Gyeongheuigung... Impossible de savoir ce que ces messieurs d'un autre temps, endimanchés pour la parade, font ici. En revanche, pour continuer sur l'impression de décor de cinéma, c'est réussi. Comme tous les autres palais, celui-ci est un fort bel étalage des prouesses techniques en matière de constructions en bois. En évoquant toujours fortement les édifices japonais, je commence à saisir quelques nuances, notamment dans les codes de couleurs; mais il faut bien l'avouer, beaucoup de choses restent hermétiques.

dimanche 17 mai 2009

Jongmyo, sanctuaire royal

Alors que la ville m'apparait rapidement étouffante et terne, les nombreux palais qu'elle contient sont d'agréables occasions de se ressourcer dans la nature, certes fortement domestiquée. Encore une fois, la sensation de vide est frappante.
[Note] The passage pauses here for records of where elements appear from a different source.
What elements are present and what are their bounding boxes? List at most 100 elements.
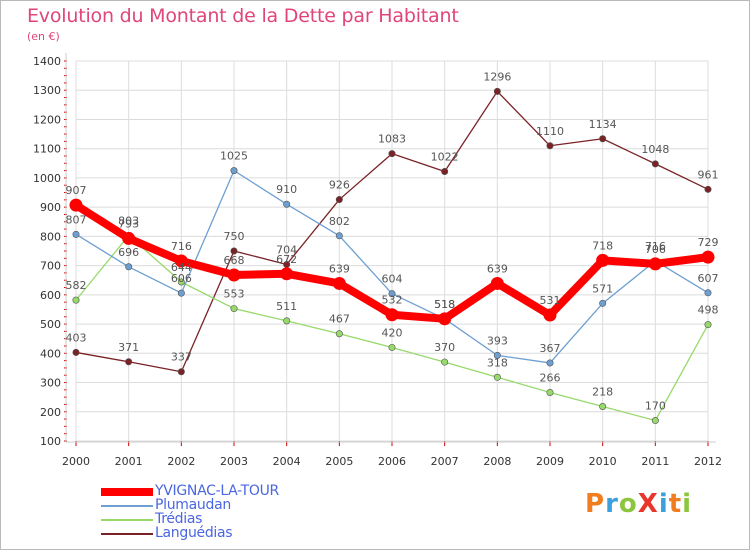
data-label: 1134 [589, 118, 617, 131]
data-label: 403 [66, 331, 87, 344]
data-label: 1110 [536, 125, 564, 138]
data-point [599, 403, 607, 411]
legend-swatch [101, 488, 153, 496]
y-tick-label: 900 [40, 201, 61, 214]
data-point [651, 160, 659, 168]
y-tick-label: 600 [40, 289, 61, 302]
data-labels-layer: 403 371 337 750 704 926 1083 1022 1296 1110 1134 10… [66, 70, 719, 412]
data-label: 337 [171, 351, 192, 364]
data-label: 926 [329, 179, 350, 192]
data-label: 802 [329, 215, 350, 228]
series-langu-dias [72, 87, 712, 376]
x-tick-label: 2007 [431, 455, 459, 468]
x-tick-label: 2008 [483, 455, 511, 468]
data-label: 704 [276, 243, 297, 256]
data-point [493, 351, 501, 359]
logo-letter: i [682, 489, 693, 519]
data-point [385, 308, 399, 322]
logo-letter: o [618, 489, 638, 519]
y-tick-label: 400 [40, 347, 61, 360]
legend-label: YVIGNAC-LA-TOUR [155, 483, 279, 499]
logo-letter: r [605, 489, 619, 519]
data-point [283, 200, 291, 208]
x-tick-label: 2011 [641, 455, 669, 468]
data-point [122, 231, 136, 245]
data-point [543, 308, 557, 322]
data-point [704, 321, 712, 329]
y-tick-label: 1400 [33, 55, 61, 68]
data-point [441, 358, 449, 366]
data-label: 672 [276, 253, 297, 266]
data-label: 1025 [220, 150, 248, 163]
data-label: 910 [276, 183, 297, 196]
data-point [174, 254, 188, 268]
data-point [438, 312, 452, 326]
data-label: 218 [592, 386, 613, 399]
data-point [230, 305, 238, 313]
data-label: 644 [171, 261, 192, 274]
legend-swatch [101, 519, 153, 521]
y-tick-label: 800 [40, 230, 61, 243]
data-label: 571 [592, 282, 613, 295]
data-label: 1296 [483, 70, 511, 83]
chart-subtitle: (en €) [27, 30, 60, 43]
data-point [704, 185, 712, 193]
y-tick-label: 300 [40, 377, 61, 390]
data-point [227, 268, 241, 282]
data-point [596, 253, 610, 267]
logo-letter: P [585, 489, 606, 519]
data-point [546, 142, 554, 150]
data-label: 729 [698, 236, 719, 249]
data-label: 1083 [378, 133, 406, 146]
data-label: 607 [698, 272, 719, 285]
logo-letter: t [668, 489, 683, 519]
x-tick-label: 2012 [694, 455, 722, 468]
data-label: 582 [66, 279, 87, 292]
y-tick-label: 1200 [33, 113, 61, 126]
x-tick-label: 2002 [167, 455, 195, 468]
y-tick-label: 700 [40, 260, 61, 273]
data-point [335, 232, 343, 240]
axes: 100 200 300 400 500 600 700 800 900 1000 1100 1200 1… [33, 53, 722, 468]
data-point [651, 417, 659, 425]
data-point [332, 276, 346, 290]
data-label: 532 [382, 294, 403, 307]
data-point [490, 276, 504, 290]
data-label: 1048 [641, 143, 669, 156]
data-label: 807 [66, 213, 87, 226]
x-tick-label: 2010 [589, 455, 617, 468]
data-label: 606 [171, 272, 192, 285]
logo-letter: i [658, 489, 669, 519]
data-point [493, 373, 501, 381]
data-label: 696 [118, 246, 139, 259]
data-point [388, 343, 396, 351]
x-tick-label: 2006 [378, 455, 406, 468]
data-label: 793 [118, 217, 139, 230]
data-point [280, 267, 294, 281]
data-point [72, 230, 80, 238]
data-point [599, 135, 607, 143]
data-point [388, 290, 396, 298]
data-point [648, 257, 662, 271]
data-label: 716 [645, 240, 666, 253]
data-label: 1022 [431, 150, 459, 163]
data-label: 393 [487, 334, 508, 347]
data-point [493, 87, 501, 95]
data-point [546, 359, 554, 367]
legend-swatch [101, 533, 153, 535]
data-label: 803 [118, 215, 139, 228]
proxiti-logo: ProXiti [585, 489, 692, 519]
series-tr-dias [72, 232, 712, 425]
x-tick-label: 2001 [115, 455, 143, 468]
y-tick-label: 100 [40, 435, 61, 448]
data-label: 639 [487, 262, 508, 275]
data-label: 518 [434, 298, 455, 311]
data-point [230, 167, 238, 175]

Tout est propre, presque aseptisé, et il n'y a pas un chat.

Le palais de la longévité vertueuse

Deoksugung de son petit nom... le palais de la longévité vertueuse parait bien triste sous la pluie fine et continue. Les bâtiments sont vides, et je suis seul à parcourir les allées.
La porte monumentale à l'entrée est du XVe siècle, mais le temps s'écoule à mesure qu'on progresse dans le palais. Au fond, trône un édifice des années 40 d'inspiration vaguement Art Déco. Le cheminement et les juxtapositions sont détonants.

mardi 12 mai 2009

Au pays des matins calmes

Entre Paris et Hong Kong, une escale de quelques jours pour finir un été de pérégrinations. Un impromptu rapide, sorte de fugue vers l'inconnu, dans un pays ni rêvé ni rejeté. Sans préméditation, c'est une visite de couroisie chez un voisin, celui qui habite en face, qu'on croise souvent et qu'on ne connaît finalement pas du tout.

vendredi 1 mai 2009

Grote kerk - Haarlem

Un dernier billet sur cette escapade aux Pays-Bas. Il eut été dommage de passer rapidement sur Haarlem; la ville évoque la conquête du Nouveau Monde et un quartier de New York aujourd'hui bien plus célèbre qu'elle. C'est aussi un lieu, parmi d'autres, de la confrontation des religions catholiques et protestantes. Au milieu de la cité, se dresse cette magnifique "grosse église", ou Grote kerk, autrefois consacrée à Saint-Bavon. Les échoppes collées à son flanc lui conservent son caractère médiéval, et son gothique élancé qui repose sur des bases puissantes impose le respect depuis plusieurs siècles. Le caractère confiné du quartier ne permet pas un recul suffisant pour apprécier la taille de l'édifice; l'accès s'y fait en passant à travers deux maisons collées au mur du bâtiment... et c'est seulement lorsqu'on découvre l'immense espace contenu à l'intérieur que l'on prend conscience de l'ampleur de la construction. L'impression de clarté et la luminosité tranchent avec les ruelles alentour. L'effet est réussi, et il devait l'être d'autant plus sur le quidam médiéval sortant de son habitation en bois mal éclairée... Longtemps catholique, cette église puis cathédrale a été reprise par les protestants au XVIe siècle: l'enjeu était de taille. Les tenants de la Réforme ont évidemment dépouillé le lieu de toutes fioritures et leur caractéristique simplicité dans la décoration ne fait qu'ajouter à la grandeur et à la luminosité. Enfin, pour l'anecdote, il y a un orgue immense au fond, qui fut, dans la première moitié du XVIIe, l'instrument le plus grand du monde. Mozart, Haëndel, Mendelssohn sont venus y jouer...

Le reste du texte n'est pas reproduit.